On Friday, Finance Minister Pranab Mukherjee had made the announcement when he presented the Union Budget for 2012-13. The move is expected to add depth to the corporate bond market.
Currently, an Indian corporate bond with ‘AAA’ rating maturing in five years offers close to 9.5 per cent. The coupon rate increases as the ratings decrease. “Even after hedging, a QFI may be able to earn a return of 3.5-4 per cent, which is better than those in other countries,” said a market arranger with a domestic brokerage.
Ashvin Parekh, partner and national leader, Ernst & Young, said, “Hypothetically, it is a good measure. But details on the eligibility conditions, maturity specifications and lock-in periods are awaited.” Though the Budget document did not state the details, the Reserve Bank of India is expected to bring out the norms in the course of the next financial year.

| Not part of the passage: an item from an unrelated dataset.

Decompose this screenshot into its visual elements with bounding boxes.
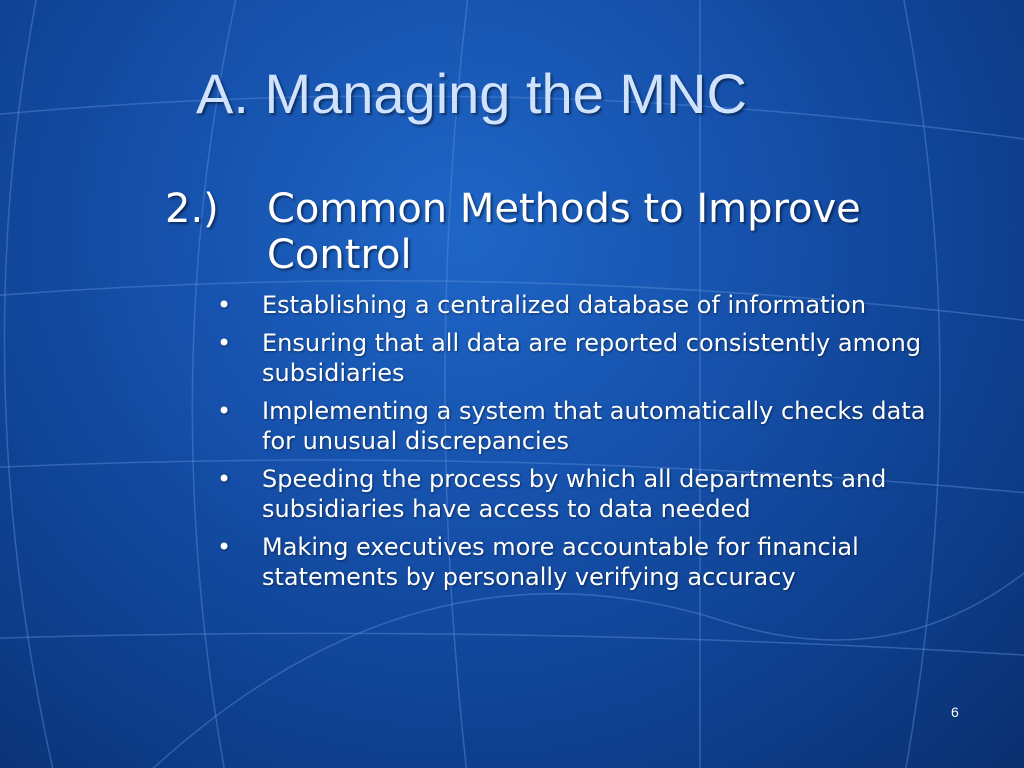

Even as the details are worked out, market participants said it was unlikely that the route would attract substantial flows in the next financial year. Jayesh Mehta, managing director and treasurer at Bank of America, said, “QFI participation through mutual funds has not taken off in Indian debt or equity yet. While direct participation is a good move, it would take long for issuers and investors to first fall in line with the norms, and then start dealing.”

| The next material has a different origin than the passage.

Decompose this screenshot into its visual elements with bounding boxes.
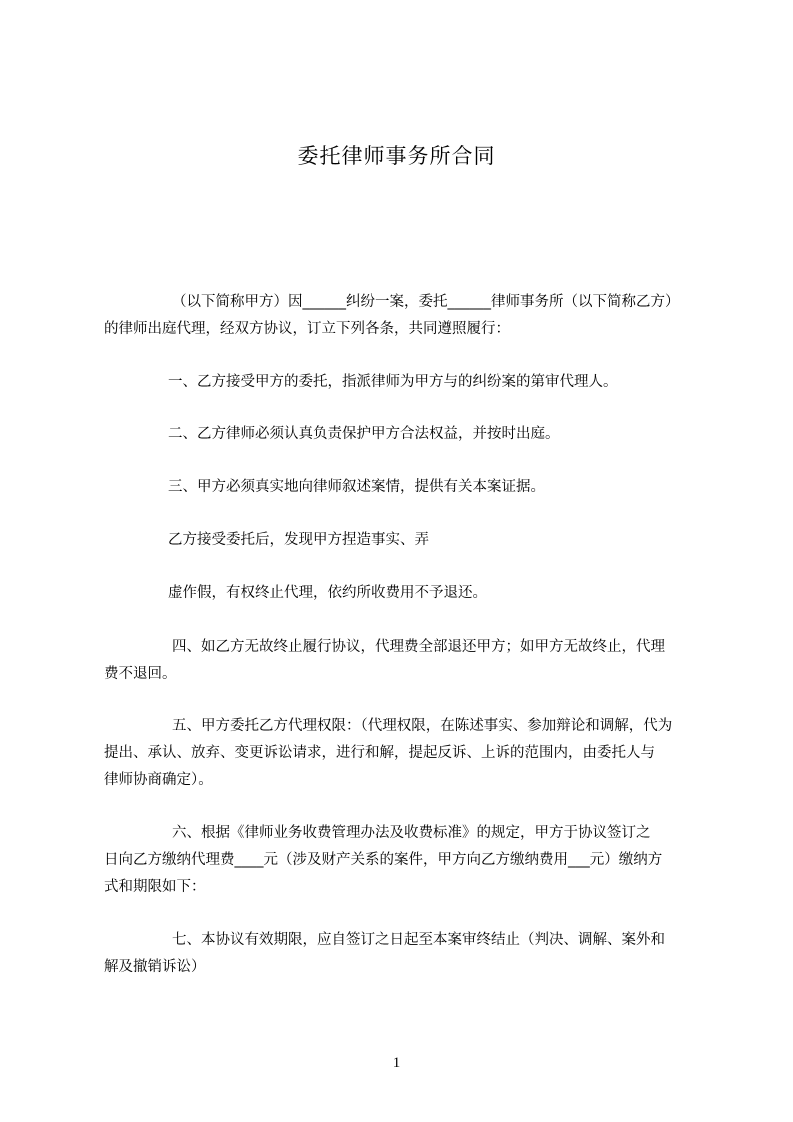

The government had allowed QFIs to invest in Indian mutual funds in the Budget for 2011-12. Fund managers said even after almost a year, there has been negligible response to this move.
Another factor that may act as a deterrent is the credit rating of issuer companies. The corporate bond market is dominated by high-rated papers, which are few in number. According to ratings agency Crisil, as on September 30, not even five per cent of the companies it rated in India carried the premier ‘AAA’ rating. This leaves limited options for foreign investors looking for papers with investment grades in the country.
“The economy is slowing, there are downgrades taking place and India does not have a story to tell abroad,” said a market arranger with a domestic brokerage, referring to the issues banks may face while marketing the Indian paper to foreign investors. He added even if the yields were higher, foreign investors need to be ensured of liquidity.
There is a possibility that QFIs would be mandated to lock in funds for a minimum period, as is the case with foreign institutional investors (FIIs). “Looking at the sector-specific requirement for funds in India, it seems the measure is aimed at opening alternative channels to fund infrastructure requirements. In that case, there could be a minimum lock-in period for investments,” said Parekh.
FIIs are allowed to invest up to $45 billion in corporate bonds, of which $25 billion is for infrastructure bonds. The bonds have a lock-in period of one year. Data from the Securities and Exchange Board of India showed as on February 29, the unused limit in the corporate bond segment was Rs 6,662 crore (approximately $1.3 billion).